So, I'm a new to backpacking and am looking at my first "real" sleeping bag. My ultimate goal is to through hike the AT, but that won't be for about 9 years (saving, getting affairs in order, etc.) but I'm doing smaller day hikes and short trips between now and then to get ready. Right now, I'm doing about 10 to 15 miles per week +/- consistently and am looking for some 1 to 2 night trips. I'm in Georgia and these will be trails I can easily drive to.
So, with all of that put of the way, I've been looking at sleeping bags and like the Nemo Tempo. They are iny price range and I like the spoon shape. My question though is should I go with the Tempo 20 or Tempo 35? I'm a cool sleeper and most of my trips shouldn't dip much below 30. I'm really leaning toward the 20, just wanting to make sure I'm not missing something.
Thank you all for an awesome community!
@nathanu this sounds like an awesome adventure - love how far out you're scheming and dreaming! We'd likely recommend the 20 degree Nemo Tempo, to ensure you have enough warmth for the cooler nights (especially for the shoulder seasons when you may start/finish the trail) - you can always unzip the sleeping bag, or stick your feet out the bottom, or wear fewer layers if some of the nights are warm! Hope this helps!
@nathanu Definitely go with the 20. You will eventually run into really cold conditions and you will be thankful for a warm bag.
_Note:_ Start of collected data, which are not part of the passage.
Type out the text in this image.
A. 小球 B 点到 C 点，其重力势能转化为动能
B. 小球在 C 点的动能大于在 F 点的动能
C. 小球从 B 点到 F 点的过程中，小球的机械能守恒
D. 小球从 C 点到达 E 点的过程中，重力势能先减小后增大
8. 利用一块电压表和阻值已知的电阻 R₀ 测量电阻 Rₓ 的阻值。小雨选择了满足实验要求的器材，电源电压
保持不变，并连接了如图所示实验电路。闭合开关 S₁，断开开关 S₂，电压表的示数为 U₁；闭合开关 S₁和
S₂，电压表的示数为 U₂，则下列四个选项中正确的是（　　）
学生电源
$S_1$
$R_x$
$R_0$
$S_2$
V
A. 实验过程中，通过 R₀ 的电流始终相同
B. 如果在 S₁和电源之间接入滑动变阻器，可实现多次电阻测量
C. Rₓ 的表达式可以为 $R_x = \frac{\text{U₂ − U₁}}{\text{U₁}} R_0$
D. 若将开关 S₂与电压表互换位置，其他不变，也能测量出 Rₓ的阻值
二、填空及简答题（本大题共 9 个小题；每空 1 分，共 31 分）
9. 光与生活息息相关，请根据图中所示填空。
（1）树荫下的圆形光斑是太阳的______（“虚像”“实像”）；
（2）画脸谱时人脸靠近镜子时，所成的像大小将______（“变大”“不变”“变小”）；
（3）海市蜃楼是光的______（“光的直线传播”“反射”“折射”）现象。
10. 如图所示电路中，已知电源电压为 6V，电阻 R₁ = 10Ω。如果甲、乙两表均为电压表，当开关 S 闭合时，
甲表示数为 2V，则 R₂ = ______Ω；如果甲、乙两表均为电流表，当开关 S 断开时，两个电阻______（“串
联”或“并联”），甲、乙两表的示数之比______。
In fact,I would recommend biting the bullet and spending more for an even lighter bag of the same rating,something like the Riff. A warm and cozy sleeping bag is absolutely critical gear for outdoor experiences. You can save money on other items, but be sure you buy a good sleeping bag. Quality bags last forever. I bought my current bag in 1981. It has seen a lot of use..
take it back, get a quilt, if you don't like it, I'll buy you a beer...then take that back, the quilt, not the beer.
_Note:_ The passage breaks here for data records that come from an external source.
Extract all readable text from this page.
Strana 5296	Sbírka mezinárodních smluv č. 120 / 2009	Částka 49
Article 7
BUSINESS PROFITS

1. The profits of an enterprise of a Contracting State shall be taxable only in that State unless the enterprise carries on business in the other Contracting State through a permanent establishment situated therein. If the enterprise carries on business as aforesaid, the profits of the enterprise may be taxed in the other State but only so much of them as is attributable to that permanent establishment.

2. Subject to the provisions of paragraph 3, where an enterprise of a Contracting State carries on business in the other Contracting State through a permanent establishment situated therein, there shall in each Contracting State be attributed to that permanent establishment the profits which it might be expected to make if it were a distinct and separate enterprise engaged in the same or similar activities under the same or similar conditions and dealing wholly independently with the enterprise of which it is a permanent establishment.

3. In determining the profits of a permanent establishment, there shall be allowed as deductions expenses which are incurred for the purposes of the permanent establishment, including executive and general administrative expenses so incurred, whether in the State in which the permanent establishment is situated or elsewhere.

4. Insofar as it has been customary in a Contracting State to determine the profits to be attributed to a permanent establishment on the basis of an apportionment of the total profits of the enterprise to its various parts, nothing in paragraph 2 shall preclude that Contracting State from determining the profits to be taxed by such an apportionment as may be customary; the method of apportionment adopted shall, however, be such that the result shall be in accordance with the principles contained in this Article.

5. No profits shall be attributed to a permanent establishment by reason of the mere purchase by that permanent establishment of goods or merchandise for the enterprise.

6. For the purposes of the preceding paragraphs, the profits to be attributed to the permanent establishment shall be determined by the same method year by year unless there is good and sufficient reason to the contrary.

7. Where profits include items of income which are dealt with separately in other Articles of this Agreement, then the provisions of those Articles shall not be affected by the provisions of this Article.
see, here's the deal, you compress the down when you lay on top of it, so it cannot provide the insulation/warmth, so one could surmise you aren't getting as much value from it.
Your bottom warmth needs to come via your pad.
And...quilts are ridiculously easy to turn over in, and that alone is worth the price of admission (In a bag you almost have to fully wake so you can turn over and still insure the loft is on top, not so with a quilt)
The only thing to bear in mind, is in extremely cold weather, say below 15F, it becomes problematic to keep the quilt tucked in around the sides, but those quilts usually come with some sort of straps to keep it tucked in around the pad.
Ok, so looked at the quilts and the sleeping bags and really saw a lot of zeal from folks on both sides of the fence. Ultimately though, ended up with the bag and it came in yesterday. The thing that drew me to the Nemo Temp was the 'relaxed spoon' shape. I'm not a small guy and I'm a side sleeper but I really like that cocoon feel that I get from a bag when I'm camping.
All of that said, it sounds like you're offering my favorite kind of beer (free 🙂 ) so, if my explanation of why I went with a bag -vs- a quilt gets me any credit, I'll definitely take you up on the beer 🙂
Does the sleeping bag fit in the bag compartment on your back pack. I just bought a Gregory Zulu 55 and Nemo forte 20. The sleeping bag simply won't fit in the bottom compartment, so I tried removing the divider and putting it in vertically. It took up about half (maybe more) of my backpack. I'm thinking either the back or pack has to be exchanged.